"Lion and Tiger are lost!”
The moment I heard those words, I panicked. What on earth should we do? Call 911? Put out an APB? Organize a search party? This was dreadful news. Absolutely dreadful.
After all, Lion and Tiger were my granddaughter Avery's favorite toys. Granted they weren't the kind of warm, fuzzy stuffed animals that would normally captivate a three-year-old. They were just a couple of little hard plastic zoo animals that came out of a big bag of critters I'd bought at Walgreen's for her older brother Aidan when he was just a year old. But even though they weren't soft and cuddly Avery had taken up with them anyway, and for the past year of her life you'd be hard pressed to see a single photo of her without Lion and Tiger clutched tightly in her chubby little fists.
And now they were gone. Not "missing” – as in "Did you check down under the sofa cushions or in the cup-holder of her car seat?” I mean GONE.
Apparently she had them in her hand last Saturday while waiting in line for two hours in the parking lot of a local shopping mall, to have her picture made with replicas of the automobiles featured in the Disney movie‘Cars 2', and it wasn't until they got to the front of the line that she realized Lion and Tiger had been dropped on the ground somewhere. Efforts to retrace her steps proved fruitless because obviously some small person had already picked them up. Alas, short of frisking 1,256 children to determine the guilty party, there was nothing left to do but officially declare the animals lost.
Oh the tears. The anguish. The distress. (And if you think that's bad, you should have seenAvery'sreaction!) Lauren tried to console her daughter at bedtime with another animal, but it wasn't the same. I mean let's face it – when you're used to a lion and a tiger, who wants to sleep with an ostrich, really?

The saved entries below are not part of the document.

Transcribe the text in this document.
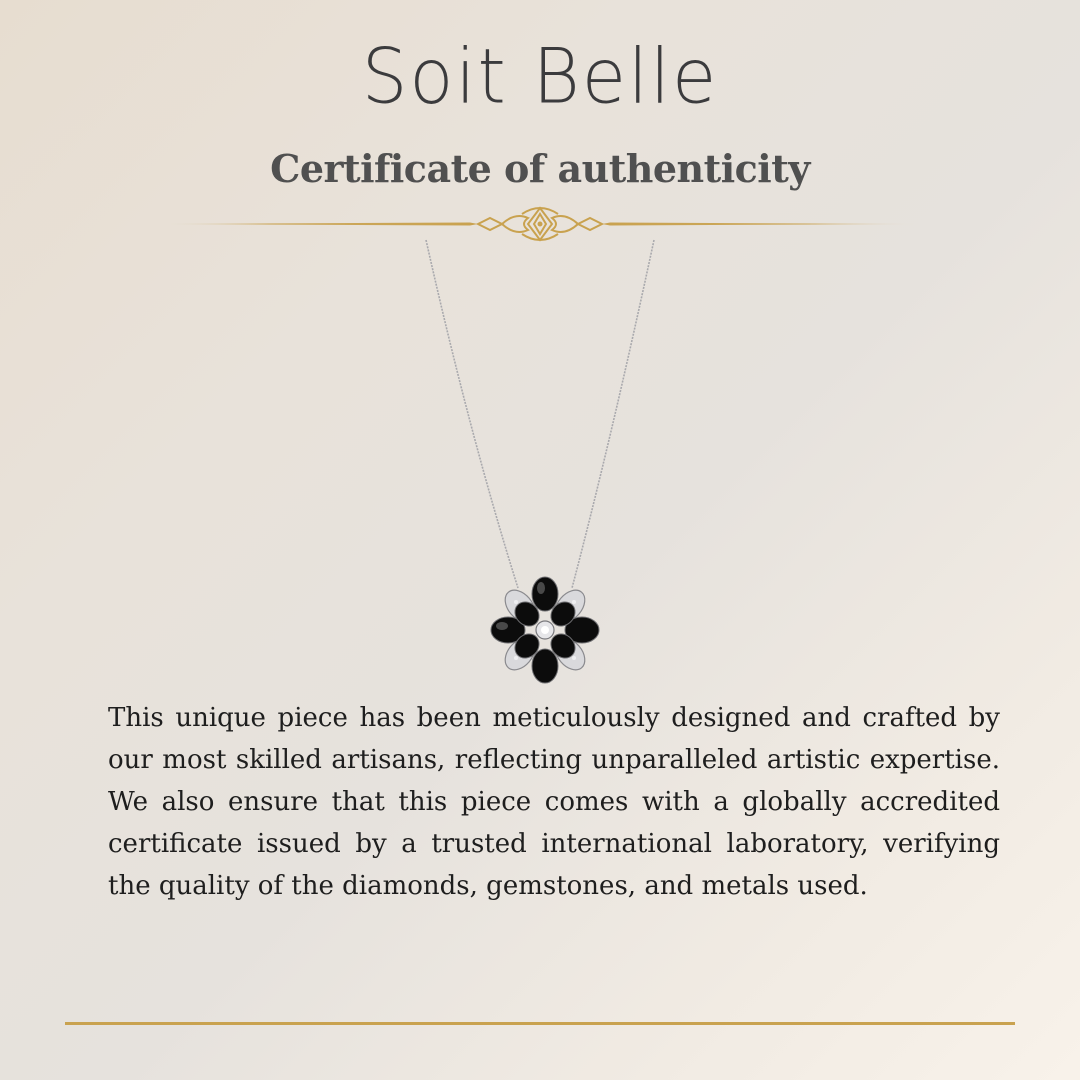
Soit Belle
Certificate of authenticity

This unique piece has been meticulously designed and crafted by our most skilled artisans, reflecting unparalleled artistic expertise. We also ensure that this piece comes with a globally accredited certificate issued by a trusted international laboratory, verifying the quality of the diamonds, gemstones, and metals used.
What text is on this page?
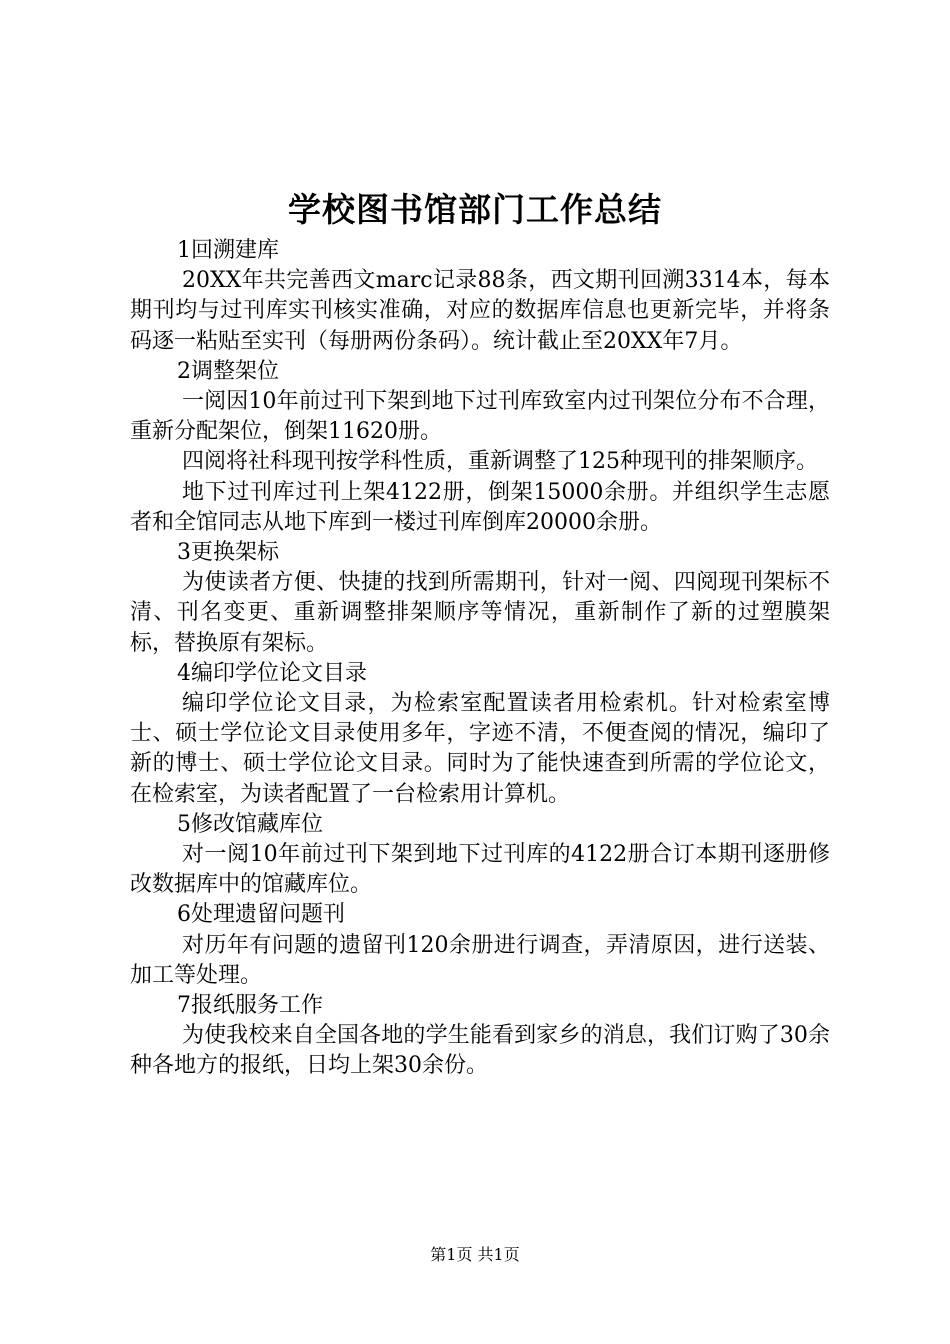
学校图书馆部门工作总结

1回溯建库

20XX年共完善西文marc记录88条，西文期刊回溯3314本，每本期刊均与过刊库实刊核实准确，对应的数据库信息也更新完毕，并将条码逐一粘贴至实刊（每册两份条码）。统计截止至20XX年7月。

2调整架位

一阅因10年前过刊下架到地下过刊库致室内过刊架位分布不合理，重新分配架位，倒架11620册。

四阅将社科现刊按学科性质，重新调整了125种现刊的排架顺序。

地下过刊库过刊上架4122册，倒架15000余册。并组织学生志愿者和全馆同志从地下库到一楼过刊库倒库20000余册。

3更换架标

为使读者方便、快捷的找到所需期刊，针对一阅、四阅现刊架标不清、刊名变更、重新调整排架顺序等情况，重新制作了新的过塑膜架标，替换原有架标。

4编印学位论文目录

编印学位论文目录，为检索室配置读者用检索机。针对检索室博士、硕士学位论文目录使用多年，字迹不清，不便查阅的情况，编印了新的博士、硕士学位论文目录。同时为了能快速查到所需的学位论文，在检索室，为读者配置了一台检索用计算机。

5修改馆藏库位

对一阅10年前过刊下架到地下过刊库的4122册合订本期刊逐册修改数据库中的馆藏库位。

6处理遗留问题刊

对历年有问题的遗留刊120余册进行调查，弄清原因，进行送装、加工等处理。

7报纸服务工作

为使我校来自全国各地的学生能看到家乡的消息，我们订购了30余种各地方的报纸，日均上架30余份。

第1页 共1页
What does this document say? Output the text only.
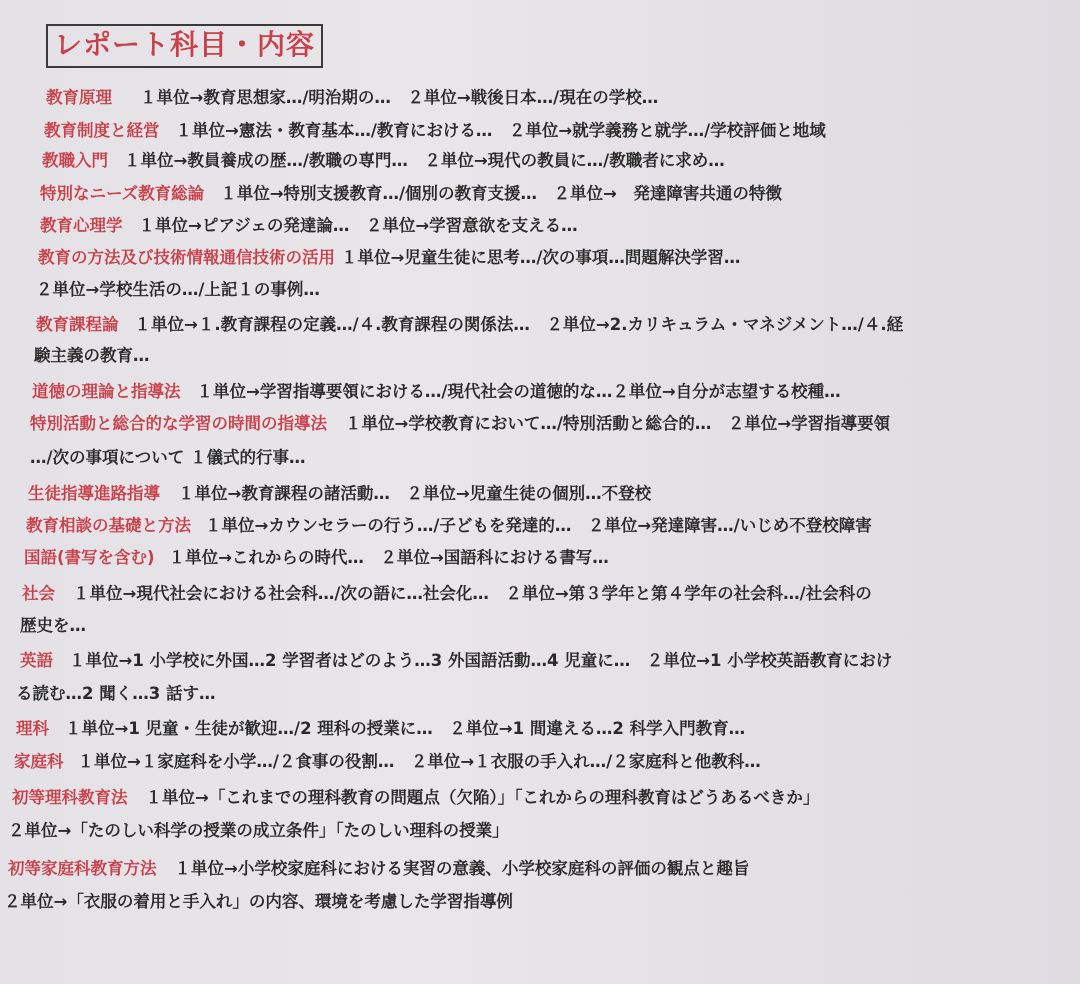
レポート科目・内容
教育原理 １単位→教育思想家…/明治期の…　２単位→戦後日本…/現在の学校…
教育制度と経営 １単位→憲法・教育基本…/教育における…　２単位→就学義務と就学…/学校評価と地域
教職入門 １単位→教員養成の歴…/教職の専門…　２単位→現代の教員に…/教職者に求め…
特別なニーズ教育総論 １単位→特別支援教育…/個別の教育支援…　２単位→　発達障害共通の特徴
教育心理学 １単位→ピアジェの発達論…　２単位→学習意欲を支える…
教育の方法及び技術情報通信技術の活用 １単位→児童生徒に思考…/次の事項…問題解決学習…
２単位→学校生活の…/上記１の事例…
教育課程論 １単位→１.教育課程の定義…/４.教育課程の関係法…　２単位→2.カリキュラム・マネジメント…/４.経
験主義の教育…
道徳の理論と指導法 １単位→学習指導要領における…/現代社会の道徳的な…２単位→自分が志望する校種…
特別活動と総合的な学習の時間の指導法 １単位→学校教育において…/特別活動と総合的…　２単位→学習指導要領
…/次の事項について １儀式的行事…
生徒指導進路指導 １単位→教育課程の諸活動…　２単位→児童生徒の個別…不登校
教育相談の基礎と方法 １単位→カウンセラーの行う…/子どもを発達的…　２単位→発達障害…/いじめ不登校障害
国語(書写を含む) １単位→これからの時代…　２単位→国語科における書写…
社会 １単位→現代社会における社会科…/次の語に…社会化…　２単位→第３学年と第４学年の社会科…/社会科の
歴史を…
英語 １単位→1 小学校に外国…2 学習者はどのよう…3 外国語活動…4 児童に…　２単位→1 小学校英語教育におけ
る読む…2 聞く…3 話す…
理科 １単位→1 児童・生徒が歓迎…/2 理科の授業に…　２単位→1 間違える…2 科学入門教育…
家庭科 １単位→１家庭科を小学…/２食事の役割…　２単位→１衣服の手入れ…/２家庭科と他教科…
初等理科教育法 １単位→「これまでの理科教育の問題点（欠陥）」「これからの理科教育はどうあるべきか」
２単位→「たのしい科学の授業の成立条件」「たのしい理科の授業」
初等家庭科教育方法 １単位→小学校家庭科における実習の意義、小学校家庭科の評価の観点と趣旨
２単位→「衣服の着用と手入れ」の内容、環境を考慮した学習指導例
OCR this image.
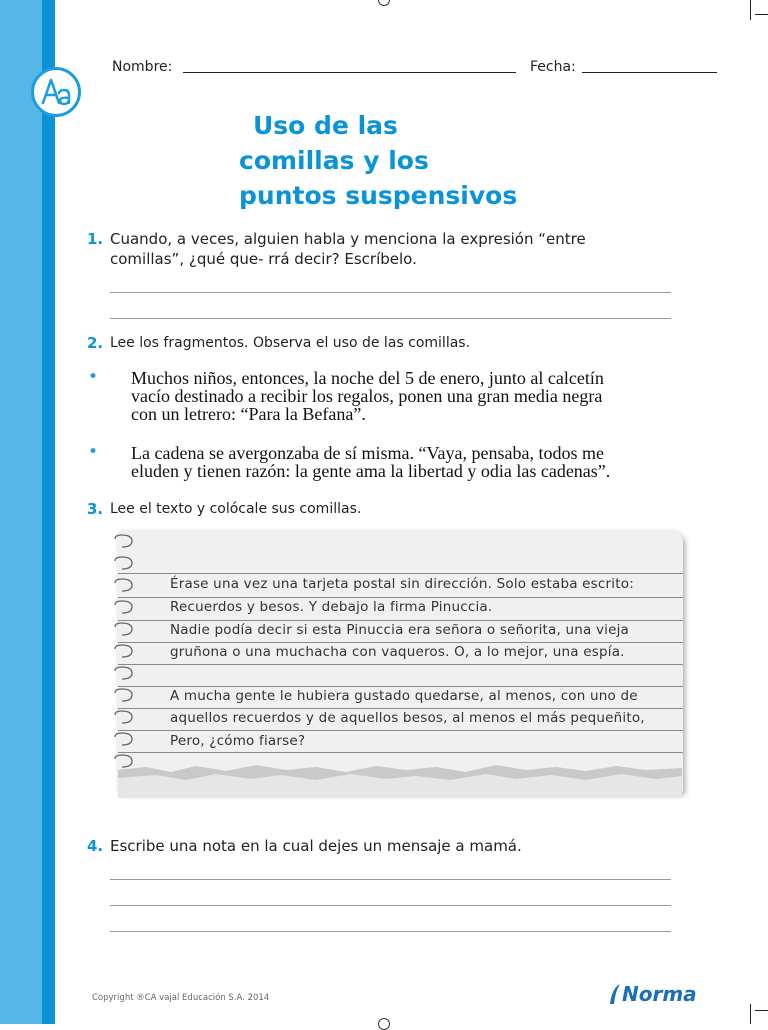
Nombre:	Fecha:
Uso de las
comillas y los
puntos suspensivos
1. Cuando, a veces, alguien habla y menciona la expresión “entre
comillas”, ¿qué que- rrá decir? Escríbelo.
2. Lee los fragmentos. Observa el uso de las comillas.
• Muchos niños, entonces, la noche del 5 de enero, junto al calcetín
vacío destinado a recibir los regalos, ponen una gran media negra
con un letrero: “Para la Befana”.
• La cadena se avergonzaba de sí misma. “Vaya, pensaba, todos me
eluden y tienen razón: la gente ama la libertad y odia las cadenas”.
3. Lee el texto y colócale sus comillas.
Érase una vez una tarjeta postal sin dirección. Solo estaba escrito:
Recuerdos y besos. Y debajo la firma Pinuccia.
Nadie podía decir si esta Pinuccia era señora o señorita, una vieja
gruñona o una muchacha con vaqueros. O, a lo mejor, una espía.
A mucha gente le hubiera gustado quedarse, al menos, con uno de
aquellos recuerdos y de aquellos besos, al menos el más pequeñito,
Pero, ¿cómo fiarse?
4. Escribe una nota en la cual dejes un mensaje a mamá.
Copyright ®CA vajal Educación S.A. 2014	Norma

Meanwhile, halfway across the country Grammy (aka: me) was hot on the trail of a permanent replacement. Easier said than done. Remember, the originals came from the junky toy aisle at a drugstore four years earlier, and if you think I could just walk in and find the same item today, you obviously don't know your junky drugstore aisles very well. Target, ToysRUs and Amazon weren't much help and neither was EBay. The ones they had were either too big or too small, or they didn't look at all like Lion and Tiger.
And yet my search continued. Why? Because, well, that's what grandmothers do. But maybe in some way I was also trying to make up for having lost Michael Banks thirty years earlier. (For those who recognize the name, yes Lauren did indeed name her quirky little male doll with his yellow nylon windbreaker and blue baseball cap after the little boy in "Mary Poppins”, a movie she was infatuated with beyond belief!)
In a lot of ways Michael Banks' untimely disappearance was similar to that of Avery's beloved animals, right down to the part about my feeling guilty as a mother for letting my three-year-old daughter take her favorite toy into a situation where it would most certainly get lost. In this case it happened to be a carnival that had a hot-air balloon you could actually go up in. (The balloon was tethered to the ground, of course, so that we only ascended about three stories high, but it was a thrilling ride nonetheless.) It wasn't until we got home later that afternoon that I discovered Michael Banks had been left in the basket of the balloon.
I managed to soothe my distraught daughter with some cockamamie story about how Michael was off on a grand adventure in the balloon; and by golly I did such a bang-up job of it that a month later when my husband happened upon an identical doll in an airport gift shop and brought it home in his suitcase, Michael Banks' surprise return was so remarkable it almost had me believing my own tall tales!
Taking a cue from that experience, my daughter has fully convinced Avery that Lion and Tiger are touring the country with the characters from "Cars 2”. So much so, in fact, that when the packet of animals I ordered yesterday from an obscure online toy store finally arrives at her house, I wish I could be there because I'm dying to hear all about what Lightening McQueen and Mater are really like in person!